One from last year…
Researchers at the University of Surrey’s 5G Innovation Centre have managed to get a jaw-dropping one terabit per second data rate out of 5G technology. What is to come and when-isn will it arrive?
1Tbps? That’s impressive.
No, that’s awesome. The previous record was held by a Samsung research team and had peaked at 7.5Gbps. certainly it knocks Ofcom’s statement that it believed speeds of 50Gbps could be expected from 5G into a cocked hat and it even rather puts the 5GIC’s own December 2014 estimation of 800Gbps in the shade. Essentially it’s wireless fibreoptic.
Give me a headline statistic
How about downloading 40 HD films in a second?

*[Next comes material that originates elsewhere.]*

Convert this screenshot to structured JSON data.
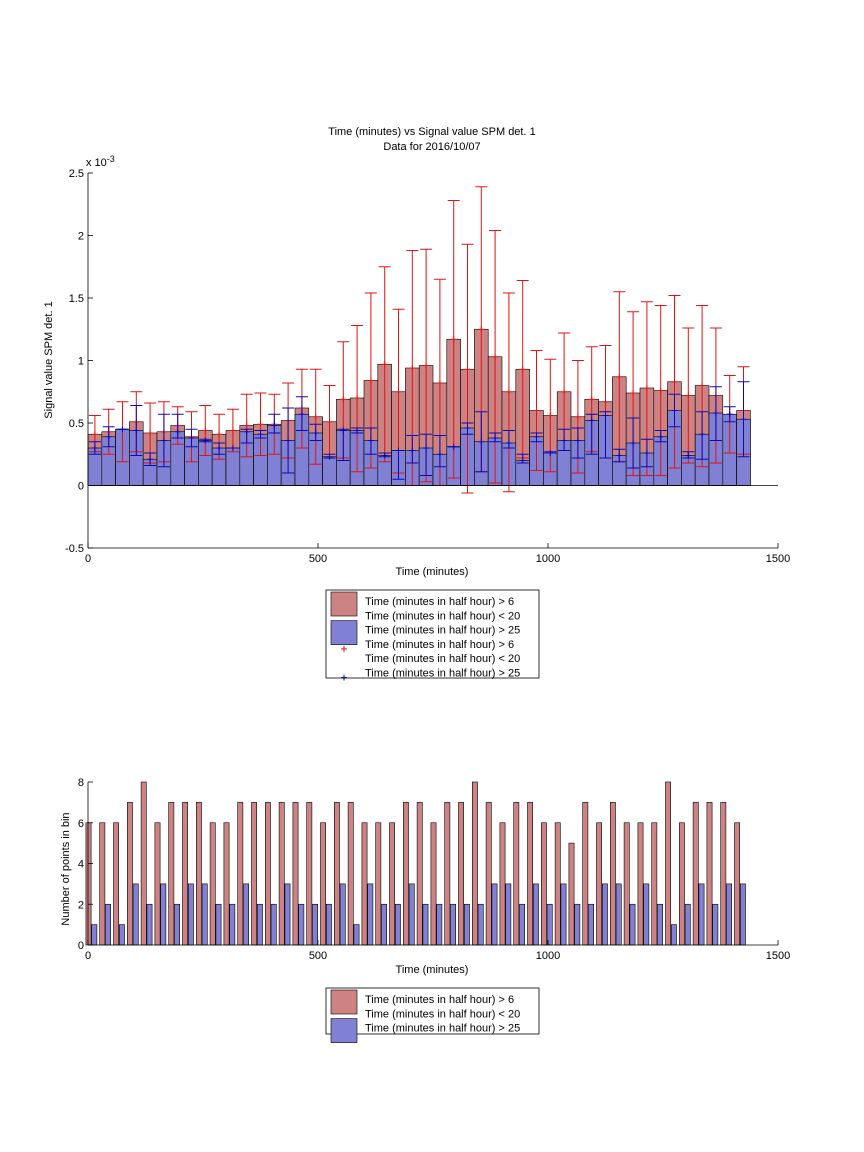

Impressive. So, who’s behind this?
The 5GIC raised about £35m in funding back in 2012. A shade over £11m of that came from the UK government which, after being slightly late to the 3G and 4G parties, is determined to show up early for this one. The rest came from a consortium of mobile operators and infrastructure providers including Huawei, Samsung, Telefonica Europe, Fujitsu, and Rohde & Schwarz. Serious people with decent track records in other words.
And, er, bitter rivals?
Quite. Samsung is working to have a trial 5G network set up for the 2018 Winter Olympics, Huawei for the 2018 World Cup. But cooperation to get it all up and running seems to be the order of the day at the moment.
Any chance of being able to replicate 1Tbps in the real world?
The signal was TXed over 100m under lab conditions and the Surrey department says that it has developed — and presumably patented fairly quickly — 10 ‘breakthrough technologies’ to enable them to do it. Expect a public showing around 2018 if it all sticks to schedule. But networks being networks and geography being geography, probably not. All the same, it’s going to be quick: very quick.
So, where can I find the 5G standard?
Ah, there isn’t one as yet. There are lots of recommendations and even lots of investment, but not even an actual fixed definition of what 5G will be as yet. To go beyond the current soup of 4G standards though it needs to have faster data rates, accept more connections, and be more reliable both in terms of coverage areas and signal drop out. For a truly mobile internet and such futuristic goodies as remote controlled delivery drones, driverless car networkers etc etc, latency also needs to be reduced to the sub millisecond point.
Sign me up! If Amazon want me I’ll be on the M4. When will all this happen?
The theory goes that a new mobile technology generation — hence the ‘G’ — appears roughly every decade after a gestation period of, again, roughly a decade. 4G was standardised in 2012 eleven years after 3G first appeared, so 2020 is the best guess at the moment. But sooner is theoretically possible in a limited city centre fashion. Indeed, watch out for a raft of headline grabbing 5G demonstrations at next months’ Mobile World Congress. And Huawei is already talking about a 4.5G network that will stream 2K movies (which, entertainingly, we already think is a bit passé).
And 6G? Is this another 4K/8K thing?
It seems not. Professor Rahim Tafazolli who heads up the Surrey unit reckons that 6G will break the generation per decade cycle and not arrive until 2040. Presumably, by which time, we are talking genuine AI networks and it will dictate its own terms before it emerges blinking into the cybersphere to run our lives.